Golden roasted potatoes tossed in olive oil, lemon, garlic, and oregano—topped with creamy feta cheese for a classic Greek side dish.
2½ lbs Yukon Gold or red potatoes, cut into chunks
⅓ cup extra virgin olive oil
Juice and zest of 1 lemon
3 garlic cloves, crushed
1 tsp dried Greek oregano
1 tsp sea salt
½ tsp black pepper
¾ cup crumbled feta cheese
Optional: chopped parsley, extra lemon zest
Preheat oven to 425°F (220°C).
Boil potatoes in salted water for 7–8 minutes until just tender. Drain and let steam off.
Mix olive oil, lemon juice, zest, garlic, oregano, salt, and pepper in a large bowl.

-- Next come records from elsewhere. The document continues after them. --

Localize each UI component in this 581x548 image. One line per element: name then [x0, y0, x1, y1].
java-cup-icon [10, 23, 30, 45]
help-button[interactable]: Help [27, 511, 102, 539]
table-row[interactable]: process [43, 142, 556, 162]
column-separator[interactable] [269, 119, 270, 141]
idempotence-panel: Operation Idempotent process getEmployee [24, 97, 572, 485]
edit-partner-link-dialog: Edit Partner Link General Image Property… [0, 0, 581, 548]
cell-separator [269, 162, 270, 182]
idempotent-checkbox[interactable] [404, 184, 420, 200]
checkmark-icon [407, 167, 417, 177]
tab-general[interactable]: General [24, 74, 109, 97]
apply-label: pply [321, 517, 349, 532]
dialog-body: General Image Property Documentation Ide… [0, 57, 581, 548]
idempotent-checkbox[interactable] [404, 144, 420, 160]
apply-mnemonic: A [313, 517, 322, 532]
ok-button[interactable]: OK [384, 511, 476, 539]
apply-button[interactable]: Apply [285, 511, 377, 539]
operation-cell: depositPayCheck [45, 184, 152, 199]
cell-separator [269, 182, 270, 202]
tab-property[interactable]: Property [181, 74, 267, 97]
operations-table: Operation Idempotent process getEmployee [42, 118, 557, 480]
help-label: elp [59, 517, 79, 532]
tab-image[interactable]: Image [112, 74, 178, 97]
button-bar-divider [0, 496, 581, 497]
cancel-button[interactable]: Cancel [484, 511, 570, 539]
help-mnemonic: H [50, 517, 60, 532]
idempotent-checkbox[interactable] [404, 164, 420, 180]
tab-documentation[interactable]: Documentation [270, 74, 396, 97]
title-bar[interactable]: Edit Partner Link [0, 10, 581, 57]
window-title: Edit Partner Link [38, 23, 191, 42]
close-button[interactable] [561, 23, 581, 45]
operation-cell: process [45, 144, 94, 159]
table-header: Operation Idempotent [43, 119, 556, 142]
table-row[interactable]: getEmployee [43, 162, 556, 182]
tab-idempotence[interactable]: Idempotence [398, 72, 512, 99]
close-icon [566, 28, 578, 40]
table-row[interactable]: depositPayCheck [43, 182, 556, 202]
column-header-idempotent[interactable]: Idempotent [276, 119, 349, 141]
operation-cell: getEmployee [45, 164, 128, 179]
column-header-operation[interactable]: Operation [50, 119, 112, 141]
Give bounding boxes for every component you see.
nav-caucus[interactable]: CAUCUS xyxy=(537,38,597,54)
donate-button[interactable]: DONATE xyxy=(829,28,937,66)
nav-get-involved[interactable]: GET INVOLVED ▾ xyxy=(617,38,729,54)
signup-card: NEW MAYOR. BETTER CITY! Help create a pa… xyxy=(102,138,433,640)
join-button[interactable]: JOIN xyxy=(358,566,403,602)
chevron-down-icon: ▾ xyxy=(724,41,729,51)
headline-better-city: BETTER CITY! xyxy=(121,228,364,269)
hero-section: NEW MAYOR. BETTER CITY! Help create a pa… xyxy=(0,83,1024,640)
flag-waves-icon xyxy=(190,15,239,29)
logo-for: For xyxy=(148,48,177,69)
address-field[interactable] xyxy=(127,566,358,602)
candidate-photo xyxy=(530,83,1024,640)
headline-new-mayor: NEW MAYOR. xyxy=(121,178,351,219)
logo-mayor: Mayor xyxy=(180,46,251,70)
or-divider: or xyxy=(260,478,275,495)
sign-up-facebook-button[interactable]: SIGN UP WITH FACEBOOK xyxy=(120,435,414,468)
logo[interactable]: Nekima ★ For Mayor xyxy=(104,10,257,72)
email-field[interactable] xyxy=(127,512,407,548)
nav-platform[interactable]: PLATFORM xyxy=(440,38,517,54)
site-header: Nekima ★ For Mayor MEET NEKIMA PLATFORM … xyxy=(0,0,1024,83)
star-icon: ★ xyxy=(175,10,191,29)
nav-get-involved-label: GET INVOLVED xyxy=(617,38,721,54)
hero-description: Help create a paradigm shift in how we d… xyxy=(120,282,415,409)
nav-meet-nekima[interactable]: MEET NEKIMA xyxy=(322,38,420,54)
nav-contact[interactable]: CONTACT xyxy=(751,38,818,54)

Toss potatoes in the marinade until well coated.
Spread on a parchment-lined tray in a single layer.
Roast for 25 minutes, flip, and roast 15–20 more minutes until golden.
Sprinkle feta over potatoes and return to oven for 5 minutes.
Garnish with parsley and extra lemon zest if desired.
Serve hot. To make ahead, store roasted potatoes and reheat before adding feta. Vegan version: omit or substitute with plant-based feta.